Carbon Futures ‘thermal modelling’ assessment has considered the use of the firm’s ‘iQ’ timber frame system in the construction of housing. The results indicate that it is possible to reduce heat loss associated with thermal bridging by up to 30% when compared against government accredited construction details. The ‘iQ’ system is manufactured in CCG’s bespoke facility in Cambuslang and is used to support the delivery of more than 1,000 homes per year, over 80% of which are for the public sector.
In a typical two-storey home, this facilitates a 5% reduction in annual carbon emissions and an 8% reduction in energy required for space heating, said CCG.
CCG managing director David Wylie said: At CCG, we pride ourselves on producing homes that are delivered to the highest standards of quality and environmental performance. The research undertaken with Carbon Futures will enable us to enhance our offering in these areas ensuring long-term benefits to our clients and the end user of our homes marking a significant step forward in helping tackle fuel poverty for people across Scotland.”

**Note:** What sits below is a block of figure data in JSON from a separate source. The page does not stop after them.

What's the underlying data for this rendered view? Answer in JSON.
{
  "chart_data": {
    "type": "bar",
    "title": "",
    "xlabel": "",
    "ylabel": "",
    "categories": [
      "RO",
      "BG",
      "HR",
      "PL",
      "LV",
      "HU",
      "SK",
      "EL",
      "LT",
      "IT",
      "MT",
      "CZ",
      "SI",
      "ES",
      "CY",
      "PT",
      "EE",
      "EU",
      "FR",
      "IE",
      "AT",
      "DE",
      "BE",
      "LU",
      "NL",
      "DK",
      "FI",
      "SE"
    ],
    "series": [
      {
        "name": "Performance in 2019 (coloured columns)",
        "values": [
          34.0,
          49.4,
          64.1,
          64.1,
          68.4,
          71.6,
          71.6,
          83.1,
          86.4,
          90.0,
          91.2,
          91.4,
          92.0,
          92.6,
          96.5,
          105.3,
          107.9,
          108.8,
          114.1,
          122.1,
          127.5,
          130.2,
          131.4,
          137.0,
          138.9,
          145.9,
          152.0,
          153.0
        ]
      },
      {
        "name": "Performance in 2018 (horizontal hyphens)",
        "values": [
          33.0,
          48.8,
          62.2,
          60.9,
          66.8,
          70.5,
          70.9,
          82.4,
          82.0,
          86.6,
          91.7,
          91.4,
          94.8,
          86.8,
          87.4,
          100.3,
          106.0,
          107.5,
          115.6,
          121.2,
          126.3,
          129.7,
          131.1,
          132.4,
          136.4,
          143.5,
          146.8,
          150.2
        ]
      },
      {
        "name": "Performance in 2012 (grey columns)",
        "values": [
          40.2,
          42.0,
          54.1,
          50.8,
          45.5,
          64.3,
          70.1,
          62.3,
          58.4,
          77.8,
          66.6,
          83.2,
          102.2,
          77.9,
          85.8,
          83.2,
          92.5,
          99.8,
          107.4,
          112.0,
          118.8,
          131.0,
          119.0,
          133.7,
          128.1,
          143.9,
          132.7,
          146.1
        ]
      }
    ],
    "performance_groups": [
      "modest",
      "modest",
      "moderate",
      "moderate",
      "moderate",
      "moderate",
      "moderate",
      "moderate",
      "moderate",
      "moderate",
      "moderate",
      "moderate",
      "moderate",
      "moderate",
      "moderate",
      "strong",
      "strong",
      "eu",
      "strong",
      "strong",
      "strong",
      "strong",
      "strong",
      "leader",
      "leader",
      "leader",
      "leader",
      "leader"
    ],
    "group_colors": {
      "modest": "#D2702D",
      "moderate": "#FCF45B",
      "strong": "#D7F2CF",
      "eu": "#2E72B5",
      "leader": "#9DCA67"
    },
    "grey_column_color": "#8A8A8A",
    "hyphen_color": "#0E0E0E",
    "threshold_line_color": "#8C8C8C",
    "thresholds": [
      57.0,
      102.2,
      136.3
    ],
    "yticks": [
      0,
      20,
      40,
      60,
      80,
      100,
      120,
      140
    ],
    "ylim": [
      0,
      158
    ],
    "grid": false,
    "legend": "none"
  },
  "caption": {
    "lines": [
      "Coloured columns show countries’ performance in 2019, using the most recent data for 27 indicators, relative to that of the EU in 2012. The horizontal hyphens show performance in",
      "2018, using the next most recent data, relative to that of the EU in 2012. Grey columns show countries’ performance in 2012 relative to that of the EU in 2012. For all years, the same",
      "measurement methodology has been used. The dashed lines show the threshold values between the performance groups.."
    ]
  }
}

“A lot has been said about the performance gap in new-build housing, therefore CCG should be commended for having the foresight to invest in the thermal performance of their timber frame product,” said Carbon Futures director David Russell. “Moving forward, the thermal improvement in CCG’s ‘iQ’ system puts them in a strong position to deliver carbon reduction targets in new-build housing whilst maintaining commercial viability.”